Annie was skinny and lively and so prone to talkativeness that her mother was not altogether sorry when the child spent hours by herself in the woods playing with sticks or making angels in the snow. Annie was the only Appleby child to inherit the Acadian olive skin tone and dark hair from her mother and grandmother, and the sight of her red hat and dark head coming across the snowfields was as common as seeing a nuthatch at the birdfeeder. One morning when Annie was five and going to kindergarten she told the car full of children—her brother and sister and the Daigle boys and Charlene—that God spoke to her when she was outside in the woods. Her sister said, “You’re so stupid, why don’t you shut up.” Annie bounced on the seat beside her father and she said, “He does, though! God talks to me.” Her sister asked how did he do that, and Annie answered, “He puts thoughts in my head.” Annie looked up at her father then, and saw something in his eyes as he turned to look at her that stayed with her always, something that did not seem like her father, not yet, something that seemed not good. “You all get out,” he said when he pulled up in front of the school. “I have to speak to Annie.” When the car doors had slammed shut he said to his daughter, “What is it you saw in the woods?”

She thought about this. “I saw the trees and chickadees.”

Her father stayed silent a long time, gazing over the top of the steering wheel. Annie had never been scared of her father the way Charlene was scared of hers. And Annie wasn’t scared of her mother, who was the cozier parent but not the more important one. “Go on now.” Her father nodded at her, and she pushed herself across the seat, her snow pants squeaking, and he leaned and got the door, saying “Watch your fingers” before he pulled it shut.



That was the year Jamie did not like his teacher. “He makes me sick,” Jamie said, throwing his boots into the mudroom. Like his father, Jamie was not a talker, and Sylvia, watching this, had a quick flush come to her face.
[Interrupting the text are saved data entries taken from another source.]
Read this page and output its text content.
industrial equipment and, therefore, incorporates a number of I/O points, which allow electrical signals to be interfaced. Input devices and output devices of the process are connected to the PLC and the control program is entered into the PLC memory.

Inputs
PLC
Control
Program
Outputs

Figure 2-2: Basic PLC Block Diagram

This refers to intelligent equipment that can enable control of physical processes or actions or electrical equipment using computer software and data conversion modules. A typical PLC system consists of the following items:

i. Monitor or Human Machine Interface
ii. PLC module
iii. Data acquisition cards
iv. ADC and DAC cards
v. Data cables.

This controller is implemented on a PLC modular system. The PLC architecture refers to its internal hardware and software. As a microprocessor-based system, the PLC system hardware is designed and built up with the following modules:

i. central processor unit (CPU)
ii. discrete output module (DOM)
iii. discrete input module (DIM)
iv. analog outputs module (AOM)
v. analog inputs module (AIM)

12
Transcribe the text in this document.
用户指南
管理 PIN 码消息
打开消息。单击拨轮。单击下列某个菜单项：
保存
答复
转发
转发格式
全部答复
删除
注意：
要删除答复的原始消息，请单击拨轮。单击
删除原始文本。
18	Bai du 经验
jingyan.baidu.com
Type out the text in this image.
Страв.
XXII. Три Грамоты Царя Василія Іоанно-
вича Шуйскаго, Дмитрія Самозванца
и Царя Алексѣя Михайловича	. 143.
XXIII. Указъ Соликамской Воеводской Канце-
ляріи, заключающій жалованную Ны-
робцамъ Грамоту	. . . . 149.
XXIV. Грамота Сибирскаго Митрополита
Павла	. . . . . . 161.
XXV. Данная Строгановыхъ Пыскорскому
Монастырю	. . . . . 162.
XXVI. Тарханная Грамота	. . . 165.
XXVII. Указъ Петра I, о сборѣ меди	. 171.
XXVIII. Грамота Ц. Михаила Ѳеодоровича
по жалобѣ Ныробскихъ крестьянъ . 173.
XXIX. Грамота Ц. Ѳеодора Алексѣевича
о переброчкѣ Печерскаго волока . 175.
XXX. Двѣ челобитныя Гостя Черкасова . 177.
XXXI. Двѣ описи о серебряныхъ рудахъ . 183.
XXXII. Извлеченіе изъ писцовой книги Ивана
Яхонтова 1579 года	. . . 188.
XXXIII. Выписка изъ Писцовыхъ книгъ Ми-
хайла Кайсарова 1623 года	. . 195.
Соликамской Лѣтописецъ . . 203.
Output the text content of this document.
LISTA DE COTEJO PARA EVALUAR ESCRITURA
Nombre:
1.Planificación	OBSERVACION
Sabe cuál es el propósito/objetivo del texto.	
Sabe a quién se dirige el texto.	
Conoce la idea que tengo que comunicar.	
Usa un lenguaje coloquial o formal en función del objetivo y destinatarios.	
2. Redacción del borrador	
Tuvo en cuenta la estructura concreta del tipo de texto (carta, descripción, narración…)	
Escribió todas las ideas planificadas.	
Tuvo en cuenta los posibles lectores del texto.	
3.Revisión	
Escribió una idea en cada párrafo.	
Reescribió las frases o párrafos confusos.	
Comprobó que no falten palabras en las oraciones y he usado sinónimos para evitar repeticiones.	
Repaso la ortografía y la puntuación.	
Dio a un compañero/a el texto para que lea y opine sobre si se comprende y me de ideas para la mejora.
“Is Mr. Potter mean to you?”

“No.”

“Then what?”

“I don’t know.”

Jamie was in the fourth grade, and Sylvia loved him more than she loved her daughters; it was that he caused an almost unbearable sweetness to spread through her. That he should suffer anything was intolerable. She loved Annie gently because the child was so strange and harmless. The middle child, Cindy, Sylvia loved with a mild generosity. Cindy was the dullest of the three and probably the most like her mother.